The correct expression for VAL is std::map<std::string, std::string>(). I think that looks long and ugly, so I'd probably add a public typedef member to the class:

class Foo {
public:
  typedef std::map<std::string, std::string> map_type;
  Foo( int arg1, int arg2, const map_type = map_type() );
  // ...
};

And by the way, did you mean for the last constructor argument to be a reference? const map_type& is probably better than just const map_type.

You create a value-initialized temporary. For example:

Foo::Foo(int arg1,
         int arg2,
         const std::map<std::string, std::string>& the_map =
             std::map<std::string, std::string>())
{
}

(A typedef might help to make this more readable in your code)

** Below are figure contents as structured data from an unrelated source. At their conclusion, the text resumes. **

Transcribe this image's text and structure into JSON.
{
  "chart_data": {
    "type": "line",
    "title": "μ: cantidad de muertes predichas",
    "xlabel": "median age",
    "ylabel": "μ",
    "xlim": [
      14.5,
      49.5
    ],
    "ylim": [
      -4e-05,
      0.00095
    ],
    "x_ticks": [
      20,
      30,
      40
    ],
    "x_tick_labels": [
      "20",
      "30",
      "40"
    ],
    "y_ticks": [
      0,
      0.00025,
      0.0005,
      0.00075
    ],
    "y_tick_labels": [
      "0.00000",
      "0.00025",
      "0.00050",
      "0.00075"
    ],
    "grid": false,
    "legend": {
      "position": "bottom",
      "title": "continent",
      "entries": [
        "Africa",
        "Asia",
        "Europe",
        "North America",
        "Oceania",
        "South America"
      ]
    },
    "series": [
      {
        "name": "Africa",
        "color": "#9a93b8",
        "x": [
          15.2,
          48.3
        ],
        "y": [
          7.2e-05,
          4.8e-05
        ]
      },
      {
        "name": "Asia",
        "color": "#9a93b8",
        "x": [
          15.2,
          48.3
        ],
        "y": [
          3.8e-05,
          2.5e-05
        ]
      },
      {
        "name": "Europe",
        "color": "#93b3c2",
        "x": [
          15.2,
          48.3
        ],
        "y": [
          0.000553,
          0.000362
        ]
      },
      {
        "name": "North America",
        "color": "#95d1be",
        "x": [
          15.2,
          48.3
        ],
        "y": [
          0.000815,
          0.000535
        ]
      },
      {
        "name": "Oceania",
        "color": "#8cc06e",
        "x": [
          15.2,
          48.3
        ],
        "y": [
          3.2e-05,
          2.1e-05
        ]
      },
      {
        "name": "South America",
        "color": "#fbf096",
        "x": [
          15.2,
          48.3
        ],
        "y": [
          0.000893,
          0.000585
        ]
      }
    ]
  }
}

Since C++11 you can use aggregate initialization:

void foo(std::map<std::string, std::string> myMap = {});

Example:

#include <iostream>
#include <map>
#include <string>

void foo(std::map<std::string, std::string> myMap = {})
{
    for(auto it = std::cbegin(myMap); it != std::cend(myMap); ++it)
        std::cout << it->first << " : " << it->second << '\n';
}

int main(int, char*[])
{
    const std::map<std::string, std::string> animalKids = {
        { "antelope", "calf" }, { "ant", "antling" },
        { "baboon", "infant" }, { "bear", "cub" },
        { "bee", "larva" }, { "cat", "kitten" }
    };

    foo();
    foo(animalKids);

    return 0;
}

You can play around with this example at Godbolt.